Quinn's cell phone, lying on the windowsill, beeped the first few notes of "Lara's Theme" before he snatched it up, pressed it to his ear, and said, "Yeah," again. "Okay, Feds."

He cut the connection and laid the phone back on the sill.

"Myrna's back."

Pearl instantly stopped pacing, sat down at the desk, and slipped the headphones back on.

"I happen to like being a bank guard," she said, with a sideways glance at Quinn.

"Probably the uniform," Quinn said.

No mercy.

58

"You have other things to do all the time," Wormy told Lauri.

They were in the kitchen of the Hungry U, a busy place full of spicy aromas, the blur of motion, the clink and clatter of dishes and flatware.

"Not all the time, but tonight," Lauri said. She was checking on a customer's order of shahi korma, wondering what the delay was. She had to have something to tell the man, who was a valued regular, meaning he'd been in the restaurant at least twice.

"Be ready jus' about three minutes," said Jamal, the African American-Pakistani chef.

"Lauri-"

"Really, Wormy, you don't have a title proving ownership of me. Women aren't chattel any longer."

"Cattle?"

"Chattel. It means we don't have to spend every minute together you want to spend, but not a single moment you don't."

Wormy seemed puzzled by her phrasing. Or indignant. Maybe he was still thinking about chattel. Lauri didn't have time to sort it all out.

"Damn it, Lauri.

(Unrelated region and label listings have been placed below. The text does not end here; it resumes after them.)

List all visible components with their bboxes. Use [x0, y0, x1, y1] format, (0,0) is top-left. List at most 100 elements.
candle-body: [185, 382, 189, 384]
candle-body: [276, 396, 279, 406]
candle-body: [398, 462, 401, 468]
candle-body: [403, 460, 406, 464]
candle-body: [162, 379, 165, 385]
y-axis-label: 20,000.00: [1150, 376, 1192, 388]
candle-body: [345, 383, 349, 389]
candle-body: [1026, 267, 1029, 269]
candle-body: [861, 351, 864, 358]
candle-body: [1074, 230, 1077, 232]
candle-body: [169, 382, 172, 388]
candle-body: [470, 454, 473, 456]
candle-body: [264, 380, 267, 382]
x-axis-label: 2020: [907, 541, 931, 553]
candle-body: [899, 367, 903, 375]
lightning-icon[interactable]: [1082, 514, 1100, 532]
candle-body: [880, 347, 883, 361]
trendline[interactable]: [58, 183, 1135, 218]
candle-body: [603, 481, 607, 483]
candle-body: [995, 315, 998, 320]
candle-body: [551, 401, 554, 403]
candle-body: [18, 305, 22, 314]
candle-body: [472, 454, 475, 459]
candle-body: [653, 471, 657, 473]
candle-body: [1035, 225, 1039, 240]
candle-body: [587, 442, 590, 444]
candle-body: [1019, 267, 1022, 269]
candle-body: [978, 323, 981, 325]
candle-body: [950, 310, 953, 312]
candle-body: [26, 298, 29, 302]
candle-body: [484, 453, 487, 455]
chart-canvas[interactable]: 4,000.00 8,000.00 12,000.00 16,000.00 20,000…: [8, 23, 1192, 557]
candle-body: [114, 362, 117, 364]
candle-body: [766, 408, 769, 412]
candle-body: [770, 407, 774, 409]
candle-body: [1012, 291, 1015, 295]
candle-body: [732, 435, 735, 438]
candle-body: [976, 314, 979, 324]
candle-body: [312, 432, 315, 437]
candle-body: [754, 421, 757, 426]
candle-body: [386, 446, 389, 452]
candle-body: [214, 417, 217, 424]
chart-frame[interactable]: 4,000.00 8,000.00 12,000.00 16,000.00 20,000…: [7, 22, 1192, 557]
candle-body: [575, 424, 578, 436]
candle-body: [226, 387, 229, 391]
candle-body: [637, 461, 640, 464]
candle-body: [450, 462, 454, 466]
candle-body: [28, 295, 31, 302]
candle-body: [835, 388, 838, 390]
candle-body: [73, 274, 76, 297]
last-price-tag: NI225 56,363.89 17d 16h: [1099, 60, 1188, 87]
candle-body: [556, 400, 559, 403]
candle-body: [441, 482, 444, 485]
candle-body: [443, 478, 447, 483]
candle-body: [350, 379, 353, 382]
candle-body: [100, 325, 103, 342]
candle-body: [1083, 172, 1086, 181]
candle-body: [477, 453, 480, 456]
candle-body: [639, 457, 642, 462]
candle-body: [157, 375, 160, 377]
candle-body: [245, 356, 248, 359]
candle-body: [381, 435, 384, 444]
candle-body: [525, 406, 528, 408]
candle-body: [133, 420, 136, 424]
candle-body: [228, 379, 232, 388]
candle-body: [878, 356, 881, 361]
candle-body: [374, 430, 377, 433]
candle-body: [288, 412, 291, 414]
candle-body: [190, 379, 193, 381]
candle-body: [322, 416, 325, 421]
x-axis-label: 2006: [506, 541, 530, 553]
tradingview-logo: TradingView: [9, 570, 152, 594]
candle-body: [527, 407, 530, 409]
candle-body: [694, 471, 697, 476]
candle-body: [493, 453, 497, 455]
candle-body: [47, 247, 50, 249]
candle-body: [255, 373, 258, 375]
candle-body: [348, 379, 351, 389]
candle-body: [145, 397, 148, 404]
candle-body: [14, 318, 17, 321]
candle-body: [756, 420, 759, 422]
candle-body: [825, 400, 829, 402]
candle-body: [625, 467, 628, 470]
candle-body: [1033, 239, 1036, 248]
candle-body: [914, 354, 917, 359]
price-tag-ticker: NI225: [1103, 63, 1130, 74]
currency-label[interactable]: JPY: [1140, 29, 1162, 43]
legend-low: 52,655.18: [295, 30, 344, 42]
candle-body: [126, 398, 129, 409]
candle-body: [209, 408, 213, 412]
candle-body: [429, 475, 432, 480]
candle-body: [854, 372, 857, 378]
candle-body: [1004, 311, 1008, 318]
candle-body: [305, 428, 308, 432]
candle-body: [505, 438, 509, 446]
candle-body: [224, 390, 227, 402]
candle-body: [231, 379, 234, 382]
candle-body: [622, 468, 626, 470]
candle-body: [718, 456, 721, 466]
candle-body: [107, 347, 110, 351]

Ain't any call to be so hard-ass. You know you're my woman."

Jamal, racketing a whisk around in a metal bowl to whip up a sauce, gave him a look.

Not half so withering as Lauri's. "I'm nobody's woman. And you don't have any business in the kitchen, Wormy."

"She be right on that one," Jamal said. "Them two."

"I know what you're doin'," Wormy said, ignoring Jamal. "You're goin' out with somebody else."

"Whee-ooh!" Jamal said.

"If I were seeing someone else," Lauri said coldly, "it'd be none of your concern. You think I don't know about you and your friends, and what goes on at those clubs when I'm not around?"

Jamal stopped with the whisk and looked from Lauri to Wormy.

"That kinda thing's nothin', Lauri. Nothin'! I don't feel about any of those girls the way I feel about you. You're everything in the world to me."

Nodding approval, Jamal began whisking vigorously again.

"You don't act like it," Lauri said. "And that's the operative word-act!"

"Girl's education showin'," Jamal said.

Wormy stepped toward him, the upper half of his body seeming to move much slower than the lower half. "I about had it with you!"

Jamal smiled. "C'mon, I stab you with this whisk."

Wormy took another threatening step toward Jamal, but Lauri stopped him, grabbing his stringy upper arm. "You're going to get us all fired," she said, squeezing hard enough to make Wormy wince.